Goodspeed Musicals, East Haddam
The musical “Big River,” based on the classic tale of Mark Twain’s Huckleberry Finn, is now on the boards at Goodspeed—and with fine results. Director Rob Ruggiero offers a low-keyed, focused version of the musical, bringing it back to the original story. Huck Finn’s moral dilemma is at the heart of it, never overwhelmed by big splashy production numbers or Broadway-type sets.
What is that dilemma? “Big River” is set in the South of the 1840s--specifically, Missouri and other points on the Mississippi River. It is a time of slavery, as Huck travels down river with his black companion Jim, a runaway slave. Should Huck do the “right” thing—right for those times—that is, betray Jim? Or should Huck follow his heart and shelter his friend? The heart-warming story with its dark undertones comes through clearly in this production. With Ruggiero’s understated approach, intimacy prevails, and the audience moves back in time to share Huck’s dilemma.

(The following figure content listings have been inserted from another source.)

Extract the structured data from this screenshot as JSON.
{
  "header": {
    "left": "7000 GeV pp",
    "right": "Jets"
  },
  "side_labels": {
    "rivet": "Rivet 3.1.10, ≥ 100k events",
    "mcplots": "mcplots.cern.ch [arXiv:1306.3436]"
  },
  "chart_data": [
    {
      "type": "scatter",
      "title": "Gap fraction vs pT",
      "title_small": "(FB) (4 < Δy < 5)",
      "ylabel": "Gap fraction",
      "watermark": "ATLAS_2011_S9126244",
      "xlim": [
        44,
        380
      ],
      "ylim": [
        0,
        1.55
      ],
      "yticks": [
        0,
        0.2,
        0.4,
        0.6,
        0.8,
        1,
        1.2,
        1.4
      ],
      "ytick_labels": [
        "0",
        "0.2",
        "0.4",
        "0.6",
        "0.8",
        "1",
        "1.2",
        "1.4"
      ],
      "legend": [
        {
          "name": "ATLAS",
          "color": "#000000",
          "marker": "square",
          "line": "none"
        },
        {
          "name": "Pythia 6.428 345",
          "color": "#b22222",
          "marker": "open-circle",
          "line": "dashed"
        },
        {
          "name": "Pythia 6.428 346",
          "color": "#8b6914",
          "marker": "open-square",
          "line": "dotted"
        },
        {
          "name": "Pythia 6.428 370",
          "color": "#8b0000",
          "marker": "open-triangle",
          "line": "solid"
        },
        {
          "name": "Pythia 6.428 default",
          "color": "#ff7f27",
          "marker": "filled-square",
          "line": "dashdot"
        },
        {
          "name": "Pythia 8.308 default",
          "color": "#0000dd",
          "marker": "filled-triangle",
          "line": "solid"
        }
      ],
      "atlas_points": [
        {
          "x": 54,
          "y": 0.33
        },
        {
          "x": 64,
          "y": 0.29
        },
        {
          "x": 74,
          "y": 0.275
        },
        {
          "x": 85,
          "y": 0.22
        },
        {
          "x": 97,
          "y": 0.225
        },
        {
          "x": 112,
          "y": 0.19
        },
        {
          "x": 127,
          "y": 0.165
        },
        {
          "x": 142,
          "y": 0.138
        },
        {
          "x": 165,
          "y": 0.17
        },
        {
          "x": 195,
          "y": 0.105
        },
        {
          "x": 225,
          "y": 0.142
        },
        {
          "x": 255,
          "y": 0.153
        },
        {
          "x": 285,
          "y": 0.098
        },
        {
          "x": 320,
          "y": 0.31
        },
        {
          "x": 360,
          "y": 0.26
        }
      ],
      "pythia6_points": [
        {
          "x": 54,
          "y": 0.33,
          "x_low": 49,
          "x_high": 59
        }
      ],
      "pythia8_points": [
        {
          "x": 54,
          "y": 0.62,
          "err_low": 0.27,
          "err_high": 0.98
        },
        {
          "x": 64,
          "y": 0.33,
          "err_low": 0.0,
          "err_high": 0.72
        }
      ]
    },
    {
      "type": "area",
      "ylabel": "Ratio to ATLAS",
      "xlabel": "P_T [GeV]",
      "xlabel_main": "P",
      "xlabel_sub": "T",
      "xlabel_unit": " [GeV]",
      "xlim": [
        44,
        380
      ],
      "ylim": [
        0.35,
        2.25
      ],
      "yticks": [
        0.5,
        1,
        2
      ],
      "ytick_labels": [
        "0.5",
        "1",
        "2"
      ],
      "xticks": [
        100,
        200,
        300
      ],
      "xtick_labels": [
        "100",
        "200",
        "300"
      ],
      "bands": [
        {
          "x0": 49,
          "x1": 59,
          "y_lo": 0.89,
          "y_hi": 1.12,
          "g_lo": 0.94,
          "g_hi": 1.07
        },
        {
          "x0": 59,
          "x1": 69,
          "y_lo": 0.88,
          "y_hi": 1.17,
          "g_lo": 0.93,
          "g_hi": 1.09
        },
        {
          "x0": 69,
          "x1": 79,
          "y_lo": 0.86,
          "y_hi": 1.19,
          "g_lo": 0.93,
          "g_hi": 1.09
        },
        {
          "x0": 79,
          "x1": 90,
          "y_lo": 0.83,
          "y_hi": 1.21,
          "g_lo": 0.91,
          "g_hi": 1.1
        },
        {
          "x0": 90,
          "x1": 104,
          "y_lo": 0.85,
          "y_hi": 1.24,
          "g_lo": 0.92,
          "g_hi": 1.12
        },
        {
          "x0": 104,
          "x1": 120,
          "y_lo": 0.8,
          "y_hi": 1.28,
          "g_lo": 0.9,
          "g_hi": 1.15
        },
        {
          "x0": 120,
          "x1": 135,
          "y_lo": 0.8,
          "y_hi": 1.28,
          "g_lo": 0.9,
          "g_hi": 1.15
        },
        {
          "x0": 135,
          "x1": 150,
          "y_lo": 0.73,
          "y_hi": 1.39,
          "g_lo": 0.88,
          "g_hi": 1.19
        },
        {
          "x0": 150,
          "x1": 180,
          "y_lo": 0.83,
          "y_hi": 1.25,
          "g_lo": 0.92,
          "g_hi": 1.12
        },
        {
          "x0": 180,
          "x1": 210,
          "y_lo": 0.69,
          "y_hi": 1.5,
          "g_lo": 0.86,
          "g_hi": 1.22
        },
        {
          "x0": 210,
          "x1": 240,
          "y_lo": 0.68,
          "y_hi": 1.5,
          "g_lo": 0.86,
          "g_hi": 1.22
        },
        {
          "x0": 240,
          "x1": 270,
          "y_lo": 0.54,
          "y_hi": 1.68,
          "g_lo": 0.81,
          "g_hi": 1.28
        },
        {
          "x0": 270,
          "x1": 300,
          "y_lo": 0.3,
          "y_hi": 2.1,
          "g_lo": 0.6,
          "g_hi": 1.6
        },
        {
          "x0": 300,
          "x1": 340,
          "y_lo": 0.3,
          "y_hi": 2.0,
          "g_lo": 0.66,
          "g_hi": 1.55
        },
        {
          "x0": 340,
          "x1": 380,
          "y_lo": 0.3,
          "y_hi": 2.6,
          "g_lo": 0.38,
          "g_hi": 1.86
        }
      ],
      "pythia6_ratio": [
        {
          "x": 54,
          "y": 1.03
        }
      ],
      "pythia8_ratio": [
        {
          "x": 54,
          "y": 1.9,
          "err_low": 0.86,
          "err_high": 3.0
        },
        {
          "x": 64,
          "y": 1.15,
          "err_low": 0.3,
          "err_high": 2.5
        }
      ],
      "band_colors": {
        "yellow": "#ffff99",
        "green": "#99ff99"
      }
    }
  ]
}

Everything works together, conspiring to create the right mood. First, the eclectic music (blues, gospel, Cajun, but especially country) provided by a small orchestra under Michael O’Flaherty’s musical direction. Roger Miller’s music and lyrics may not be memorable or unique, but they are suited to the story, carrying one pleasantly down the river. Ruggiero achieves a sense of time and place which is further enhanced by an inspired design team (Michael Schweikardt--set, John Lasiter--lighting, and Alejo Vietti—costumes). Schweikardt creates a raft that glides smoothly across the stage against the backdrop of a lighted river scene. A word of praise, also, to choreographer John MacInnis and dance captain Marissa McGowan. Production numbers are sharp, clean, and highly satisfying. All told, it is a case of “less is more.”

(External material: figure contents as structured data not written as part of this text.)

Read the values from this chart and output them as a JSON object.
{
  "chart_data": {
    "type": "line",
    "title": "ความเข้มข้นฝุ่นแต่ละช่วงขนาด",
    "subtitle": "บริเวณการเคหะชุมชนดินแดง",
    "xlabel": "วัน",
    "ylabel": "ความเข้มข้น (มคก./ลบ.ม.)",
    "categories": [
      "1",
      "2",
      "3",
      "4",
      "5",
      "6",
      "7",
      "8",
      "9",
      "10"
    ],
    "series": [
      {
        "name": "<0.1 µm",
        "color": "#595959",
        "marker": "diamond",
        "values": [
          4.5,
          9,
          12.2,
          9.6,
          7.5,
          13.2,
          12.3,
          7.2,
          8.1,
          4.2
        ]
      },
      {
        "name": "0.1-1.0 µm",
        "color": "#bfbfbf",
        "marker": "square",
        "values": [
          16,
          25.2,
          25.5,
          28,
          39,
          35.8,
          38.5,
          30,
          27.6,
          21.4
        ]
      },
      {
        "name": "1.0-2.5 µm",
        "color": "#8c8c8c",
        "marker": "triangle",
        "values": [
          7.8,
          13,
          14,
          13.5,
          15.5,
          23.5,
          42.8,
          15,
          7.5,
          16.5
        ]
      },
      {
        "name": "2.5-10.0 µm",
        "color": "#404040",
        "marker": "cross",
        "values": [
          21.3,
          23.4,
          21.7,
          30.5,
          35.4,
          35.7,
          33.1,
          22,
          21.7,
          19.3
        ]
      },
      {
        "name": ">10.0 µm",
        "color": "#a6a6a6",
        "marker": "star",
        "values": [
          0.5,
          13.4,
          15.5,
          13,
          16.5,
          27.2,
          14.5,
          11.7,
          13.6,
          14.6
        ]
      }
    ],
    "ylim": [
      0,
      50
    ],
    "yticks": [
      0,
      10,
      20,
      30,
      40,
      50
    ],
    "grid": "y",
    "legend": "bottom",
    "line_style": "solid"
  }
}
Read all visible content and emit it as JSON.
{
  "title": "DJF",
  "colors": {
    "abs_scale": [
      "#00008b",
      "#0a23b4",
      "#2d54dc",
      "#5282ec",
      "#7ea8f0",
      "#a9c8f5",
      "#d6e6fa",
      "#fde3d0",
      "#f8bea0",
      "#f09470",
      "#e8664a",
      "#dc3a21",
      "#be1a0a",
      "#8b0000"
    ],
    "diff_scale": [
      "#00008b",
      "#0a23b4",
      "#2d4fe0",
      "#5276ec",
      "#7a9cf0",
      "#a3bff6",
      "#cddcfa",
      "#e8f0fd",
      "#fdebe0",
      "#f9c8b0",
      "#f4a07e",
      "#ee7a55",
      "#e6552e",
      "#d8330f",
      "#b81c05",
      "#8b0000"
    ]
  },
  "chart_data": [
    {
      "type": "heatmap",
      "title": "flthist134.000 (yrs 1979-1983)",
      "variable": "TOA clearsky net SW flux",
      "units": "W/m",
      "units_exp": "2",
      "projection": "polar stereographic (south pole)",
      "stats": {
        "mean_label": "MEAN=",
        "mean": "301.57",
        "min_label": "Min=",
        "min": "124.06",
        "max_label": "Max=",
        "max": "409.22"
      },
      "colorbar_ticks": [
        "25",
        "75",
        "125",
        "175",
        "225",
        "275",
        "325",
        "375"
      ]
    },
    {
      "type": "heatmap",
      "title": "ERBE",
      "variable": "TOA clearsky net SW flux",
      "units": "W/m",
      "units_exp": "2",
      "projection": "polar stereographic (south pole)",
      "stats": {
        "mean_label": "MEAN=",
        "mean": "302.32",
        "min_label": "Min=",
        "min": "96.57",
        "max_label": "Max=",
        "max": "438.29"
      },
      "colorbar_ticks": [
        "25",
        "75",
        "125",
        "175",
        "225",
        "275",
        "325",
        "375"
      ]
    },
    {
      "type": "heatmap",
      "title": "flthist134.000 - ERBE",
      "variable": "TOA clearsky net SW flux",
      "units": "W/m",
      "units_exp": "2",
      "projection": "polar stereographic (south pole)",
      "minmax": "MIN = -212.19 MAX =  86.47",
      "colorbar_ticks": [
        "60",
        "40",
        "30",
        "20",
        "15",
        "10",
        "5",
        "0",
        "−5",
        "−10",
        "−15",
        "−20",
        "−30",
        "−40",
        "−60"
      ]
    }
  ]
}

As to performances, a solid cast has been assembled. Will Reynolds in the lead is an appealing Huck Finn, though one would have liked a darker, grittier interpretation by this actor. Huck, considering his horrendous background, would have been a tougher guy, with more spine, in our view. But Reynolds, in the role, is as cuddly as a teddy bear. In contrast Russell Joel Brown, who plays his black companion, is right on target. He gives a dignity and power to the role, and from the moment Brown comes on stage, the musical moves to a higher, more level. Jeremy Jordon is delicious in the supporting role of Tom Sawyer, with never a false note, Marissa McGowan is enchanting as the beleaguered heiress Mary Jane, and Kenneth Cavett delivers a devastating portrayal as Huck’s Pap. Also, Ed Dixon and John Bolton, as the two river grifters, add a high comic touch to lighten the proceedings.
In all, Goodspeed delivers the goods, providing its best show this season. At last, the venerable theater offers more than drinks on the terrace and a view of the Connecticut River. Another river prevails this time around.